The model your team shipped last quarter is now a production attack surface. Most of the threat-modeling I see still treats LLM features like web forms — input validation, output encoding, done. That misses the point. The model itself is the trust boundary, and the boundary is permeable in ways nobody’s tracking.
What changed in the last 18 months
Three things. Agents got teeth — tool use moved from research demo to production, which means a prompt-injected model can now call your APIs. Context windows got huge, which means the haystack an attacker hides in is two orders of magnitude bigger. RAG got popular, which means user-controlled data is now part of the model’s effective system prompt.
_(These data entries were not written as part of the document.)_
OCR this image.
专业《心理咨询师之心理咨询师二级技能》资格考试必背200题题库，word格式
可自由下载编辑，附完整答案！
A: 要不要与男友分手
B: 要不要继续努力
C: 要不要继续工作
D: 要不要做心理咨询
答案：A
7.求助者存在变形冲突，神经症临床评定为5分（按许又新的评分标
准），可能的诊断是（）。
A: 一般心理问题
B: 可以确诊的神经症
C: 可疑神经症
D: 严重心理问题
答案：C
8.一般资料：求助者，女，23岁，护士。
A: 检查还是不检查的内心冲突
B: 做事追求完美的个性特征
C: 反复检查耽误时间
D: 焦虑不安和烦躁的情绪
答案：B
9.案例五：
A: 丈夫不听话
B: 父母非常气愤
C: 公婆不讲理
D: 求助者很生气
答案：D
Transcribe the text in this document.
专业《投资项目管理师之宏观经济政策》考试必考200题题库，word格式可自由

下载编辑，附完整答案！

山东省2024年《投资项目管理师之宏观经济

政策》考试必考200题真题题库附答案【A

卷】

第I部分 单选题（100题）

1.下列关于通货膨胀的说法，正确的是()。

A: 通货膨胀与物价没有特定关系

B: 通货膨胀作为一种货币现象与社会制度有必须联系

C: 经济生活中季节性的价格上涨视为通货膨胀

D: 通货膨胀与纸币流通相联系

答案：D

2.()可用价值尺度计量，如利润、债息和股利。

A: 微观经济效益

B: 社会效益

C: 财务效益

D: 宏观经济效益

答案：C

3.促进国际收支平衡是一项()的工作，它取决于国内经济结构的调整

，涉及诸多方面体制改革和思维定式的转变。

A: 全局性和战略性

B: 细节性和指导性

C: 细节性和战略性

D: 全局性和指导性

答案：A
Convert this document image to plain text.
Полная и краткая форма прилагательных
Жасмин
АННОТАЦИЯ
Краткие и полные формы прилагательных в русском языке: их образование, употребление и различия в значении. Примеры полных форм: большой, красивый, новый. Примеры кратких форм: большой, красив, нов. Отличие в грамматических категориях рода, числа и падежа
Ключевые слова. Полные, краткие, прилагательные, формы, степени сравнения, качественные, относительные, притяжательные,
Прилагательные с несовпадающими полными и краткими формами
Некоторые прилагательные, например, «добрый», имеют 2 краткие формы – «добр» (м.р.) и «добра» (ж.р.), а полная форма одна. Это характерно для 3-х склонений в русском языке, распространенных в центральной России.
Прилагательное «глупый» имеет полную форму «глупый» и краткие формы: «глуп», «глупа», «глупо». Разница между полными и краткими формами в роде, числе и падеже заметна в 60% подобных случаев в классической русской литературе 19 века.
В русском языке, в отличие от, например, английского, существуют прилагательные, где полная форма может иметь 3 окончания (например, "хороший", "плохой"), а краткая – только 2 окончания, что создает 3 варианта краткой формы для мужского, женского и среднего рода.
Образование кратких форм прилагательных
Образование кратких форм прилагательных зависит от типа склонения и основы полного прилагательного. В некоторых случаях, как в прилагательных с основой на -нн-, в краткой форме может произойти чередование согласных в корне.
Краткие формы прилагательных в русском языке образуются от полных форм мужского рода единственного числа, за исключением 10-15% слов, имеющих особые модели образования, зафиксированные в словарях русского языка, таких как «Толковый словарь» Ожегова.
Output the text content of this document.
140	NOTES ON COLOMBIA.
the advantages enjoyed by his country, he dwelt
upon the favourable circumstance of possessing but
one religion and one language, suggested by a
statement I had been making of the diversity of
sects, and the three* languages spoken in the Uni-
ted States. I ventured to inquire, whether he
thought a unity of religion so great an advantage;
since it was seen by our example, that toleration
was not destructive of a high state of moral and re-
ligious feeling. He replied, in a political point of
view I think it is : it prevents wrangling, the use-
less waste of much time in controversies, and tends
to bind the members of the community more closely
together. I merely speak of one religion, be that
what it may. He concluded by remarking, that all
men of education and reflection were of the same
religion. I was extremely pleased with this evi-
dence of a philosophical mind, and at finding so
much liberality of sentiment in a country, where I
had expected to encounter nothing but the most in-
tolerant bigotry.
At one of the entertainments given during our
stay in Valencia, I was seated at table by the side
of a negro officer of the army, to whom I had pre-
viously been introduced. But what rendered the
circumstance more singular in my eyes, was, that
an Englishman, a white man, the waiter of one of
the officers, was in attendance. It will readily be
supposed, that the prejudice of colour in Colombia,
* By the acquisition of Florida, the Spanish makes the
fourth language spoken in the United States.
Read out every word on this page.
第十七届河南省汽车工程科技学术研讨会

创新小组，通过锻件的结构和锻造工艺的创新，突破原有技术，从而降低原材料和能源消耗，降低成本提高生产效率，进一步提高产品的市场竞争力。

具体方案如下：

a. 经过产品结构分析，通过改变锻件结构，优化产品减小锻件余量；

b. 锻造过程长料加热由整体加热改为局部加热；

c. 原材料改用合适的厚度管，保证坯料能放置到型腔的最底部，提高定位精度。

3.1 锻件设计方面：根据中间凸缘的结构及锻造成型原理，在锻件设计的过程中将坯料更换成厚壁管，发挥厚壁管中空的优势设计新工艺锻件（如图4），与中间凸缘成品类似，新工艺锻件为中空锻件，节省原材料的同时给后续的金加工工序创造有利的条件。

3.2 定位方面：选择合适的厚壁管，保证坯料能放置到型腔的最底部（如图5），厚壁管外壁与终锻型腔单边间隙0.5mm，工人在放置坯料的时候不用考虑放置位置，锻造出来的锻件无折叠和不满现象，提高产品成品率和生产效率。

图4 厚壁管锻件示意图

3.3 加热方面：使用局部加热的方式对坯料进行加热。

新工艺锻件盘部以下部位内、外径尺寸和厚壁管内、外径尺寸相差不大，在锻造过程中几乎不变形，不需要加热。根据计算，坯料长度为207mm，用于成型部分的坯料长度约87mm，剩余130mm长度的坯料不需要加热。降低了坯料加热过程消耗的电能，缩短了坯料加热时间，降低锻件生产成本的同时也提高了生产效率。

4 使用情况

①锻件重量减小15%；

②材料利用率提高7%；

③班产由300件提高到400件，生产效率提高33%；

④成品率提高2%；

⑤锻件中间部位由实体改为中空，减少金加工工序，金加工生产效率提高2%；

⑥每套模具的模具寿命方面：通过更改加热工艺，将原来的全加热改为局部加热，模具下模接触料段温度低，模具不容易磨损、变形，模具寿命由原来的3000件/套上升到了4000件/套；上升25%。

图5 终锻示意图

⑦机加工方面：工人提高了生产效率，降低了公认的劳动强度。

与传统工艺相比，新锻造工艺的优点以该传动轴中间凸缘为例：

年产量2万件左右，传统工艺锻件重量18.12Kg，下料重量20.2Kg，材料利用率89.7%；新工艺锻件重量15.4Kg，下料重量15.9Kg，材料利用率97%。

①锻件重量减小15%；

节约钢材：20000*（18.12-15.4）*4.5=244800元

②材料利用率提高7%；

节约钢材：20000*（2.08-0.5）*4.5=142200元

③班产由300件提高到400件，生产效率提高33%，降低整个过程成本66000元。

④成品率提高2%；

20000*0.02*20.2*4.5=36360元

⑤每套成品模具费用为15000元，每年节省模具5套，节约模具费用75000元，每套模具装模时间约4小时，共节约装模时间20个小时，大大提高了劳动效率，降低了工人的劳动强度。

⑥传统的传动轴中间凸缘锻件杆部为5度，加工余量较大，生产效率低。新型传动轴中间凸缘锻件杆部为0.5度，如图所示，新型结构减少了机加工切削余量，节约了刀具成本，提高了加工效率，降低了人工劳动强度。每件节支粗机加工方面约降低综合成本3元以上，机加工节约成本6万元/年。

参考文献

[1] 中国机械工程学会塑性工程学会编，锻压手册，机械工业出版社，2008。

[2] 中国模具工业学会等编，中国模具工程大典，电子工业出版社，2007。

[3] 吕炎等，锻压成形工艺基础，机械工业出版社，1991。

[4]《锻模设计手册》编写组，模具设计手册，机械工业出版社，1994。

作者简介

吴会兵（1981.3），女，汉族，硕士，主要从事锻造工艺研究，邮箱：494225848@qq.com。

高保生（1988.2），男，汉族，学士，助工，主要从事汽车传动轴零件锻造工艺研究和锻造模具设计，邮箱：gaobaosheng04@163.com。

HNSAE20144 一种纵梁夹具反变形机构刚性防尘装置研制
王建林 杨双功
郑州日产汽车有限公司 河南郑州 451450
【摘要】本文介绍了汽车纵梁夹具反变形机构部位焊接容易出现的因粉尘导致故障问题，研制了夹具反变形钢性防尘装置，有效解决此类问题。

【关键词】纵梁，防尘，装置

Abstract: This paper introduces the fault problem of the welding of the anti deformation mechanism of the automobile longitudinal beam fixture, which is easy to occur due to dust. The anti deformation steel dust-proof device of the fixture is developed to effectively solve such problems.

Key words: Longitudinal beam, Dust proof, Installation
The threat model nobody draws
Start by drawing two boxes: the model, and everything that feeds into the model’s context. Then list every source of bytes that ends up in that context window: user messages, tool outputs, retrieved documents, system prompts loaded from config. Each one is a potential injection point.
Now ask: which of those bytes are attacker-controlled, even indirectly? A user pasting a URL into chat, where your agent fetches it. A retrieved document that was uploaded by a different user yesterday. A tool output from an API you don’t fully trust.
Most teams I’ve talked to can’t answer this. That’s the gap.
What detection looks like
def detect_indirect_injection(context_window, sources):
# Flag any retrieved content with imperative second-person language
suspicious = []
for chunk in context_window:
if chunk.source != 'user' and looks_like_instruction(chunk.text):
suspicious.append(chunk)
return suspicious
It’s not a silver bullet. But logging every context assembly with provenance tags is the first move. You can’t detect what you can’t see.
What I’d build first
- A context-provenance log for every model call
- Output classifiers for the top 5 things you don’t want the model to do
- Rate limits on tool-use calls, separately from model calls
- An “explain your reasoning” forced step before any destructive action
None of this is research. It’s just engineering hygiene applied to a new class of system.